大きなくまのぬいぐるみに、美しいドレスを着たお人形。宝石を散りばめたティアラに、パステルカラーのリボン、繊細なレースに揺れるフリル。ひょんなことから海賊の船に乗ることになった後もそれは変わらない。倒した後の敵船から目ぼしいものを貰う審美眼と腕前に関してはもうプロと言っても差し支えないだろう。この船の雰囲気に合っているとは言い難いけど、私の部屋は夜に訪れた恋人もとい、この船のお頭なんていつも苦々しい表情を浮かべてみせるほどに日々可愛いもので埋め尽くされていっている。尤も、私にはこの船は意味のわからない悪ぶったセンスこそ苦々しく思えてくるのだけれど、残念ながら人の好みは誰になんと言われようと変わらないだろう。好きなものは好きだものね。
「あ、でもキラーのドット柄のシャツは許容範囲内」
「…そうか。」
「うん、そうなの。私も次にどこかの島に上陸したらドット柄のお洋服買おうかな。そしたらお揃いだねー」
「違いない」
うんうん、と頷くキラーに笑いかける。殺戮武人なんて物騒な名前で呼ばれてはいるが、普段のキラーはなんてことはない、苦労性で理性的な人間だ。それにしても日に日にムキムキになっていくなあキラーは。そのドットのシャツもそろそろサイズが合わなくなってきているんじゃないだろうか。お揃いにしようとは言ってみたけど次の島でキラーもあっさり新しい服を購入してそうだ。そう思っていると、不機嫌オーラを隠そうともしないキッドの姿が視界の隅に映った。えっ何どうしたのめちゃくちゃ怖い。関わり合いたくない。その場から離れようとするとズカズカとキッドが近寄ってくる。あ、これは不可避ってやつだね。そして大抵こういう時はキラーではなく私がキッドの機嫌取りをしてあげなきゃならない。キラー曰く、その気もないのに馬に蹴られたくないらしい。そりゃそうだ!
「こっち来い」
「あああやっぱりこのパターン!わかってた!わかってたけど!」
「うるせェよ悪趣味女」
「悪趣味とかキッドに言われたくなーい!」
キッドに颯爽とかっさらわれていく私に、キラーはひらひらと手を振った。にしても、普通女の子を運ぶ時はお姫様抱っこと相場は決まっているはずなのにどうして俵のように抱えられているのか。甚だ遺憾である。きゃんきゃん喚いたところでまたうるさいと言われるのがオチだから大人しく運ばれてあげることにした。どうせ運ばれる先はわかっている。船長室だ。
「爪、塗れよ」
「…はいはい、あ、今日こそパステルカラーで塗っても?」
「駄目に決まってんだろ」
「だよねー」
ずい、と差し出された手のひらを優しく包むとさっきまでの眉間の皺が少し緩和された。我らのお頭ユースタス・キッドは何を隠そう、私の恋人なのだ。手渡されたいつもと同じ真っ赤なマニキュアを塗り始めたけれど、ジッと見つめられるから落ち着かない。何だ、どうしたっていうんだ。無言のこの空気に耐えられるほど私の心は強く出来ていない。何か話題を探す。
「そういえば赤って昔から悪魔とか罪とか官能、それと荒々しい性衝動とかを表す色って言われてるらしいね?キッドにぴったりじゃない?」
「褒めてんのか、けなしてんのか、どっちだ」
「どっちでもないよ、ただそう思っただけ」
だってそれは事実の一つだ。キッドを天使か悪魔かに仕分けろって言われたら十人中十人は悪魔を選ぶだろう。それに、この人はわけのわからない色気を纏っている。髪も唇も爪も、視線の先に強い色を置いているというのに彼の存在感はそれに負けたりしない。
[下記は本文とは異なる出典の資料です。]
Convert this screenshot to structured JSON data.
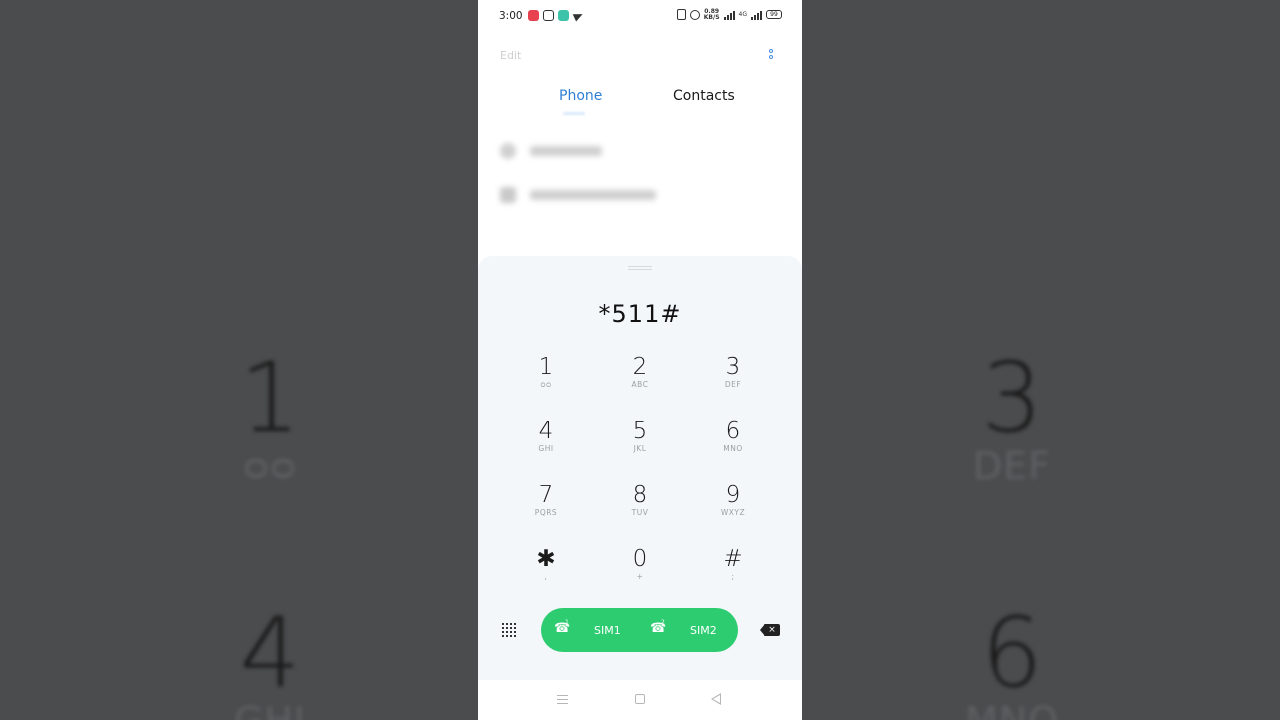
{
  "status_bar": {
    "time": "3:00",
    "net_speed_value": "0.89",
    "net_speed_unit": "KB/S",
    "network": "4G",
    "battery": "99"
  },
  "top_bar": {
    "edit_label": "Edit"
  },
  "tabs": [
    {
      "label": "Phone",
      "active": true
    },
    {
      "label": "Contacts",
      "active": false
    }
  ],
  "dialer": {
    "entered_number": "*511#",
    "keys": [
      {
        "digit": "1",
        "sub": "ᴑᴑ"
      },
      {
        "digit": "2",
        "sub": "ABC"
      },
      {
        "digit": "3",
        "sub": "DEF"
      },
      {
        "digit": "4",
        "sub": "GHI"
      },
      {
        "digit": "5",
        "sub": "JKL"
      },
      {
        "digit": "6",
        "sub": "MNO"
      },
      {
        "digit": "7",
        "sub": "PQRS"
      },
      {
        "digit": "8",
        "sub": "TUV"
      },
      {
        "digit": "9",
        "sub": "WXYZ"
      },
      {
        "digit": "✱",
        "sub": ","
      },
      {
        "digit": "0",
        "sub": "+"
      },
      {
        "digit": "#",
        "sub": ";"
      }
    ],
    "sim1_label": "SIM1",
    "sim2_label": "SIM2",
    "sim1_badge": "1",
    "sim2_badge": "2"
  },
  "background_keys": {
    "k1_digit": "1",
    "k1_sub": "ᴑᴑ",
    "k3_digit": "3",
    "k3_sub": "DEF",
    "k4_digit": "4",
    "k4_sub": "GHI",
    "k6_digit": "6",
    "k6_sub": "MNO"
  },
  "colors": {
    "accent": "#2f7fd4",
    "call_green": "#2ecc71",
    "dial_panel_bg": "#f3f7fa"
  }
}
初めて会った時なんてそのあまりのオーラに飲み込まれそうになった程だ。可愛いもの以外に目を奪われたことなど一度もなかったから、拍車をかけて惹かれてしまった。でも、まあ、なんというか。付き合ってみたらある種の納得は生まれたのだけれど。
「はい、出来たよ〜。乾くまで動かないでね」
「てめぇがここにいるなら動かねェよ」
「えっ何、甘えてる?私のこと独占したくなっちゃった?」
「殺すぞ」
「あはは、無益な殺生はやめようか。私が死ぬのはキッドを守る時だけだよ」
例えばほら、こんな風に。私がキラーと話していたことにわかりやすく嫉妬していたことを隠せない所だとか、私が死ぬことを口にしたときに眉を潜めて悲しそうな顔を浮かべることだとか。まあ残念ながらキッドの表情筋は呪われているので普通の人達が見たらメンチ切ってるようにしか見えないのだろうけど私にはわかってしまうのだ。そんなことを考えていたらまだ爪は生乾きだろうに、キッドが私の体を抱き締めてきた。
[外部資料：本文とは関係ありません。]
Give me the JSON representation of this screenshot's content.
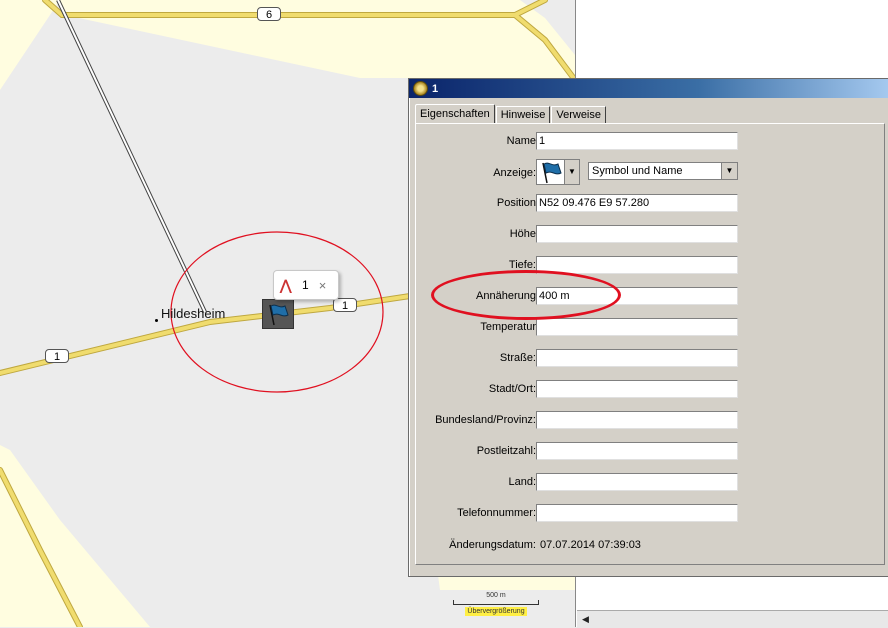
{
  "map": {
    "road_shields": [
      "6",
      "1",
      "1"
    ],
    "city_name": "Hildesheim",
    "popup": {
      "number": "1",
      "close": "×"
    },
    "scale": {
      "distance": "500 m",
      "badge": "Übervergrößerung"
    }
  },
  "dialog": {
    "title": "1",
    "tabs": [
      "Eigenschaften",
      "Hinweise",
      "Verweise"
    ],
    "fields": {
      "name": {
        "label": "Name",
        "value": "1"
      },
      "anzeige": {
        "label": "Anzeige:",
        "value": "Symbol und Name"
      },
      "position": {
        "label": "Position",
        "value": "N52 09.476 E9 57.280"
      },
      "hoehe": {
        "label": "Höhe",
        "value": ""
      },
      "tiefe": {
        "label": "Tiefe:",
        "value": ""
      },
      "annaeherung": {
        "label": "Annäherung",
        "value": "400 m"
      },
      "temperatur": {
        "label": "Temperatur",
        "value": ""
      },
      "strasse": {
        "label": "Straße:",
        "value": ""
      },
      "stadt": {
        "label": "Stadt/Ort:",
        "value": ""
      },
      "bundesland": {
        "label": "Bundesland/Provinz:",
        "value": ""
      },
      "plz": {
        "label": "Postleitzahl:",
        "value": ""
      },
      "land": {
        "label": "Land:",
        "value": ""
      },
      "telefon": {
        "label": "Telefonnummer:",
        "value": ""
      },
      "datum": {
        "label": "Änderungsdatum:",
        "value": "07.07.2014 07:39:03"
      }
    }
  },
  "colors": {
    "road": "#f0dc6e",
    "area_yellow": "#fffde0",
    "area_gray": "#ececec",
    "annotation_red": "#e01020",
    "titlebar": "#0a246a"
  }
}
「あらら、どうしたの?赤色に引き摺られて発情期?あ、それは年中だった」
「もう黙ってろ」
「いやあ、キッドが可愛いからつい出来心で口が滑る滑る」
「……可愛いのはてめぇだろうが」
ぎゅ、と。私を抱き締める腕に力が籠る。あらまあ悪趣味ね、とぽつりと呟いてはみたけれど、嬉しくて口元は緩んでしまう。こういうところを理解してしまえば、趣味の悪いこの男は私の持ってるどんな人形よりもどんなぬいぐるみよりも、この世界の何よりも一等可愛いのだ。